Afraid to use the shower in case he woke Ted and Joan, he peed, pulled the flush and only then remembered how noisy the old toilet was. Washing as best he could in tepid water while the cistern refilled with a noise like a cement mixer, Strike thought that if anyone slept through that, they’d have to be drugged.
Sure enough, on opening the bathroom door, he came face to face with Joan. The top of his aunt’s head barely came up to Strike’s chest. He looked down on her thinning gray hair, into once forget-me-not blue eyes now bleached with age. Her frogged and quilted red dressing gown had the ceremonial dignity of a kabuki robe.
“Morning,” Strike said, trying to sound cheerful and achieving only a fake bonhomie. “Didn’t wake you, did I?”
“No, no, I’ve been awake for a while. How was Dave?” she asked.
“Great,” said Strike heartily. “Loving his new job.”
“And Penny and the girls?”
“Yeah, they’re really happy to be back in Cornwall.”
“Oh good,” said Joan. “Dave’s mum thought Penny might not want to leave Bristol.”

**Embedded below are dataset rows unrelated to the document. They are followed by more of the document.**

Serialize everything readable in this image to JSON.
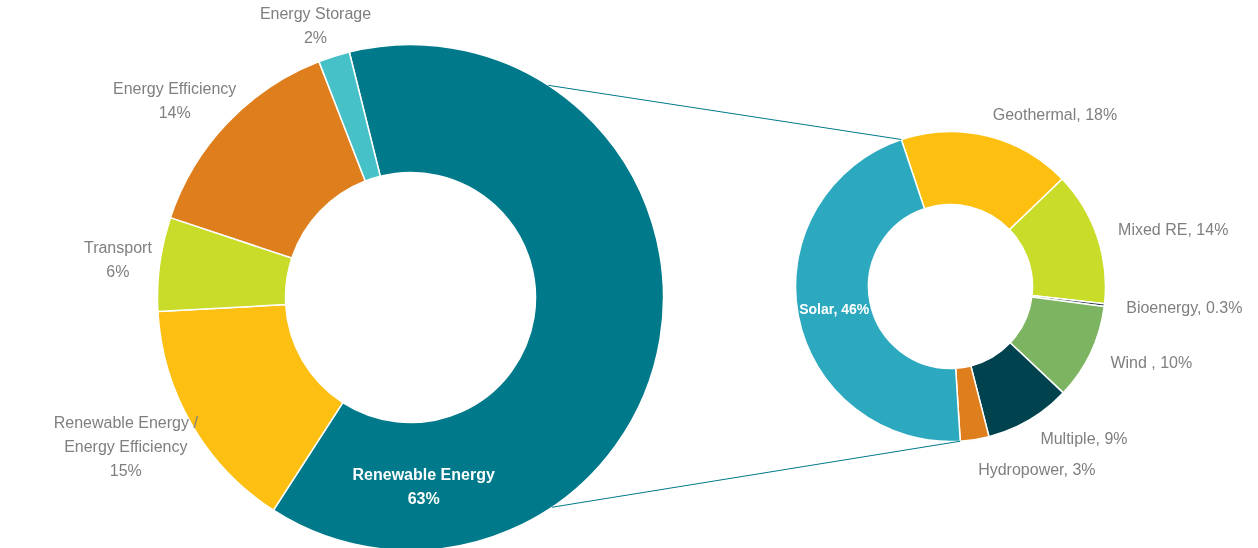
{
  "chart_data": [
    {
      "type": "donut",
      "categories": [
        "Renewable Energy",
        "Renewable Energy / Energy Efficiency",
        "Transport",
        "Energy Efficiency",
        "Energy Storage"
      ],
      "values": [
        63,
        15,
        6,
        14,
        2
      ],
      "value_labels": [
        "63%",
        "15%",
        "6%",
        "14%",
        "2%"
      ],
      "colors": [
        "#007a8a",
        "#fdbf12",
        "#c9dc2a",
        "#df7e1c",
        "#45c1c7"
      ]
    },
    {
      "type": "donut",
      "categories": [
        "Geothermal",
        "Mixed RE",
        "Bioenergy",
        "Wind ",
        "Multiple",
        "Hydropower",
        "Solar"
      ],
      "values": [
        18,
        14,
        0.3,
        10,
        9,
        3,
        46
      ],
      "value_labels": [
        "18%",
        "14%",
        "0.3%",
        "10%",
        "9%",
        "3%",
        "46%"
      ],
      "colors": [
        "#fdc010",
        "#c9dc2a",
        "#2e4050",
        "#7db462",
        "#00434f",
        "#df7e1c",
        "#2ca9bf"
      ]
    }
  ]
}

“No, it’s all worked out great.”
The bedroom door behind Joan opened. Luke was standing there in his pajamas, rubbing his eyes ostentatiously.
“You woke me up,” he told Strike and Joan.
“Oh, sorry, love,” said Joan.
“Can I have Coco Pops?”
“Of course you can,” said Joan fondly.
Luke bounded downstairs, stamping on the stairs to make as much noise as possible. He was gone barely a minute before he came bounding back toward them, glee etched over his freckled face.
“Granny, Uncle Cormoran’s broken your flowers.”
You little shit.
“Yeah, sorry. The dried ones,” Strike told Joan. “I knocked them over. The vase is fine—”
“Oh, they couldn’t matter less,” said Joan, moving at once to the stairs. “I’ll fetch the carpet sweeper.”
“No,” said Strike at once, “I’ve already—”
“There are still bits all over the carpet,” Luke said. “I trod on them.”
I’ll tread on you in a minute, arsehole.
Strike and Luke followed Joan back to the sitting room, where Strike insisted on taking the carpet sweeper from Joan, a flimsy, archaic device she’d had since the seventies. As he plied it, Luke stood in the kitchen doorway watching him, smirking while shoveling Coco Pops into his mouth. By the time Strike had cleaned the carpet to Joan’s satisfaction, Jack and Adam had joined the early morning jamboree, along with a stony-faced Lucy, now fully dressed.
“Can we go to the beach today, Mum?”
“Can we swim?”
“Can I go out in the boat with Uncle Ted?”
“Sit down,” Strike told Joan. “I’ll bring you a cup of tea.”
But Lucy had already done it. She handed Joan the mug, threw Strike a filthy look, then turned back to the kitchen, answering her sons’ questions as she went.
“What’s going on?” asked Ted, shuffling into the room in pajamas, confused by this break-of-dawn activity.
He’d once been nearly as tall as Strike, who greatly resembled him. His dense, curly hair was now snow white, his deep brown face more cracked than lined, but Ted was still a strong man, though he stooped a little. However, Joan’s diagnosis seemed to have dealt him a physical blow. He seemed literally shaken, a little disorientated and unsteady.